Sequence Modelling
Most data that humans are dealing with and use for learning in their day to day life is sequential. The texts we are reading, the language we are hearing and the visual input we are processing are all sequential. A lot of structured data, like stock prices and weather data, also tends to be sequential.
Info
Sequential data is any type of data that needs to be organized in an ordered fashion (order matters) and there is most likely a correlation with previous data points.
The feature of sequential data that separates it from other types of data is the importance of its order. When we were dealing with images of cats and dogs, our algorithm did not depend on the images to be sorted in any particular way. Sequential data on the other hand needs to be processed in a strictly sequential way.
Look at the sentence below for example. You have probably seen this sentence before and it should make sense to you. If you interract with the example the sequence will shuffle.
Does this new sequence still make sense to you? Probably not. Why should a neural network be able to work with a randomly shuffled sequence then?
In this chapter we are going to focus on sequence modelling, a series of techniques that are very well suited to deal with sequential data. Especially we will focus on so called autoregressive models.
Info
An autoregressive model uses past values of the sequence to predict the next value in the sequence.
We could use an autoregressive model for example to predict the fifth word in a sentence, given the previous four words.

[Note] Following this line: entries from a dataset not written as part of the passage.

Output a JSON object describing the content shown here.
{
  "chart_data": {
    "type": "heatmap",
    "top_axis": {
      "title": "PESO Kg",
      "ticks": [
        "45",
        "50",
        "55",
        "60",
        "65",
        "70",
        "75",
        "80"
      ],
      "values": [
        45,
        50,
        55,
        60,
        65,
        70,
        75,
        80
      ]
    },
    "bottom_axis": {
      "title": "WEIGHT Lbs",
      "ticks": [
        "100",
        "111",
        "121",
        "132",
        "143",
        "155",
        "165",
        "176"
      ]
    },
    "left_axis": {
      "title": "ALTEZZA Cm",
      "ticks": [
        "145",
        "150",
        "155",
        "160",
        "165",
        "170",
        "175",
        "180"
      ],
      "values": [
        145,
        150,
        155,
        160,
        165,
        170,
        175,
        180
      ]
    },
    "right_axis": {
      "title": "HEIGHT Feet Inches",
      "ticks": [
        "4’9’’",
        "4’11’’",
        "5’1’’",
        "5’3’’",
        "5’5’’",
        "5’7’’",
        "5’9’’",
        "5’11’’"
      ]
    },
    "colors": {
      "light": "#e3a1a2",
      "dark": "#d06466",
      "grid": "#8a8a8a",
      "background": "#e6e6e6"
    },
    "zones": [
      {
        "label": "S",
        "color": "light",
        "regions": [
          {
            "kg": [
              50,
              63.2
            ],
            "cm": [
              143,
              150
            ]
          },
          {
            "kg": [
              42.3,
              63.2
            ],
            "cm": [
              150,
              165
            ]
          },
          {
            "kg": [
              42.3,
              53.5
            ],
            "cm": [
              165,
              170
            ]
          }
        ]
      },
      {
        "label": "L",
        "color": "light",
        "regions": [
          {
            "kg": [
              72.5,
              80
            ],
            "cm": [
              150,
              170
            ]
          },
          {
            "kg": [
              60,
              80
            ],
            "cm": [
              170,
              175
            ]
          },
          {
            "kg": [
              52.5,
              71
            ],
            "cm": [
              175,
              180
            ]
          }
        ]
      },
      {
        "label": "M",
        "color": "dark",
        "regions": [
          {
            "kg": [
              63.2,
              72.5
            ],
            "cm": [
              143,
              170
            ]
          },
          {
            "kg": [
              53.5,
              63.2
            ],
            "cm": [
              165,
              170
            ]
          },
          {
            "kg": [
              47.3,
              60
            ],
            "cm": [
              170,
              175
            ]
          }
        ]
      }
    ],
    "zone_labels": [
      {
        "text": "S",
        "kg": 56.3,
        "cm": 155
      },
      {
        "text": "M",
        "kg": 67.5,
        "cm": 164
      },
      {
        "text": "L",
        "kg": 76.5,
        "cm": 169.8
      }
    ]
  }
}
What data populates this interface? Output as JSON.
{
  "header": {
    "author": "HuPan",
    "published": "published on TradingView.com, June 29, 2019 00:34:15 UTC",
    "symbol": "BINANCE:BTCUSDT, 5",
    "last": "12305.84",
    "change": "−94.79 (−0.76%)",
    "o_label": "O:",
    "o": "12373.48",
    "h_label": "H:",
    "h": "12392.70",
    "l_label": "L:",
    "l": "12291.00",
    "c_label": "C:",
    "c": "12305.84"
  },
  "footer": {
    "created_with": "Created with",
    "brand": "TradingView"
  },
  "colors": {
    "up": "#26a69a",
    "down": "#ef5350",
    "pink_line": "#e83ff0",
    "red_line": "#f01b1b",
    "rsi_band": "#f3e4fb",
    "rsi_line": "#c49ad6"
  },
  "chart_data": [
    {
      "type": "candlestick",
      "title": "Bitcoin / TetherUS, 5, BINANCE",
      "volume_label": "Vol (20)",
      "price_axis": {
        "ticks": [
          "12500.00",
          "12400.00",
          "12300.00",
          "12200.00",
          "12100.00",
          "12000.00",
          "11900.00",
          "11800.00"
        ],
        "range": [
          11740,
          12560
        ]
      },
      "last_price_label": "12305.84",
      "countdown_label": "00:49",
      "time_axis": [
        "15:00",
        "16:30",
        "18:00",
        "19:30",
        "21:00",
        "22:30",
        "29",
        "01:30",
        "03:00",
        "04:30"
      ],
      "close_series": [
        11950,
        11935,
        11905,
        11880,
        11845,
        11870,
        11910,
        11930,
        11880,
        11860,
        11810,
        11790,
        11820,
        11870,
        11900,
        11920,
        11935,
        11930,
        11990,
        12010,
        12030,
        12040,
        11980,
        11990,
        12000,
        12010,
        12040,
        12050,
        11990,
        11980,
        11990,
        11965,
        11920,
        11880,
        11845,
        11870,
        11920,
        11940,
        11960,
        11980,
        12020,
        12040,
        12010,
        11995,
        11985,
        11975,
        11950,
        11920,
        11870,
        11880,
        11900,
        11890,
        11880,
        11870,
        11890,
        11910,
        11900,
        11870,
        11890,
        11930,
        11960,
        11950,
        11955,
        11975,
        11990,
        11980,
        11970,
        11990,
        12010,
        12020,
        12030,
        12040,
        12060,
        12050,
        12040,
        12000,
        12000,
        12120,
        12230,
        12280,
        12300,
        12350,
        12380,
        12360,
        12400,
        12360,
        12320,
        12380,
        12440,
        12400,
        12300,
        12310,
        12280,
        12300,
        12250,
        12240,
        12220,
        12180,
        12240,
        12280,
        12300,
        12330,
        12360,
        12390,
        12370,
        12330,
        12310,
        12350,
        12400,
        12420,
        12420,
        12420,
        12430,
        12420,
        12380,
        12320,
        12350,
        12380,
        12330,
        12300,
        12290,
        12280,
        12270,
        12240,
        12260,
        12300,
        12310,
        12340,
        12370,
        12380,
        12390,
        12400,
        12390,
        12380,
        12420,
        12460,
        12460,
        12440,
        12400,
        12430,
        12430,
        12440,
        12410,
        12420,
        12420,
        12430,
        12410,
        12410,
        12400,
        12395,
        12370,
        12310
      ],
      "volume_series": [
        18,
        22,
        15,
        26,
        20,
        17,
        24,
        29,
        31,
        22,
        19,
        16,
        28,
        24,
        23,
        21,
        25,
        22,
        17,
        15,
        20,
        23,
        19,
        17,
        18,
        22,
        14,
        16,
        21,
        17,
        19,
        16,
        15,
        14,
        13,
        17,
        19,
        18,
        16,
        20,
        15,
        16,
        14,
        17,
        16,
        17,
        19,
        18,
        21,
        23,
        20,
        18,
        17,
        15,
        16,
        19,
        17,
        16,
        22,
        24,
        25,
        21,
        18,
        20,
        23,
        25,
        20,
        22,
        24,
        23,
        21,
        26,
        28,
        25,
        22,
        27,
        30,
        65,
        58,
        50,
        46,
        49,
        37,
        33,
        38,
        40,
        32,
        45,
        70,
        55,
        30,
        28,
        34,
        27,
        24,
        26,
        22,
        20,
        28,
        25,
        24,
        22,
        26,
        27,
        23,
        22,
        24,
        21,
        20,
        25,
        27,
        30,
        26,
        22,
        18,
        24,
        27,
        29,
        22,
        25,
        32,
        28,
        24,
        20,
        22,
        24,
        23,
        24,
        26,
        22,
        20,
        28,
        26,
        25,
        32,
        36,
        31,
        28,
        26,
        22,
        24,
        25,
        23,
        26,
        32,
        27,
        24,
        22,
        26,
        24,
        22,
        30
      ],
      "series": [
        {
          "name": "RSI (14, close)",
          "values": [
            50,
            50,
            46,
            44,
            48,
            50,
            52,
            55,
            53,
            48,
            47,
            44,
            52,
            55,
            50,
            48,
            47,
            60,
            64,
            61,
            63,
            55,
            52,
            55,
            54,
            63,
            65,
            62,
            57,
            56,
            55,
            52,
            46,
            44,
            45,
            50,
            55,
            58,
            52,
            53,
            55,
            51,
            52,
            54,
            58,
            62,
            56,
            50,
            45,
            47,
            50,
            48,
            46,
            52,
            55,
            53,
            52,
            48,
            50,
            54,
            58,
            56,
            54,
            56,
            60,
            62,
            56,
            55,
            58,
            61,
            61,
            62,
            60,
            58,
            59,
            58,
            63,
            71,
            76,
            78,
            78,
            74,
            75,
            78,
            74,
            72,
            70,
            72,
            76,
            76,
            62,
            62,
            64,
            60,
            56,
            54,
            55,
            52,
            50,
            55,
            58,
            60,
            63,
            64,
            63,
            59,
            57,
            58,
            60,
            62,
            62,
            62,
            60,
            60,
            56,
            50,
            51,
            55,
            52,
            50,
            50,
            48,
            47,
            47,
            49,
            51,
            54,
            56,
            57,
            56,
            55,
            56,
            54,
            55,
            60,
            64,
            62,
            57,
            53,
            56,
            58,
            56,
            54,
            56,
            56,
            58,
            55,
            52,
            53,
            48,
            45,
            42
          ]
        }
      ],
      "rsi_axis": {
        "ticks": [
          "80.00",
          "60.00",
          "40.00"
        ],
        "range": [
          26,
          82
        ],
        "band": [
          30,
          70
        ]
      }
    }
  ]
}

Mathematically we can express this idea as the probability of a value in a sequence, given the previous values: P(x_t | x_{t-1}, x_{t-2}, \dots, x_1 ) undefined .
The feed forward neural networks that we have worked with so far do not take the sequence of the data into account. This chapter will therefore introduce a new type of a neural network that is very well suited for sequential data: a recurrent neural network. To give you a broader overview of the field, we will additionally cover the WaveNet architecture, a 1d convolutional neural network with dilations. The most powerful sequence models, called Transformers, will be covered in the next chapter.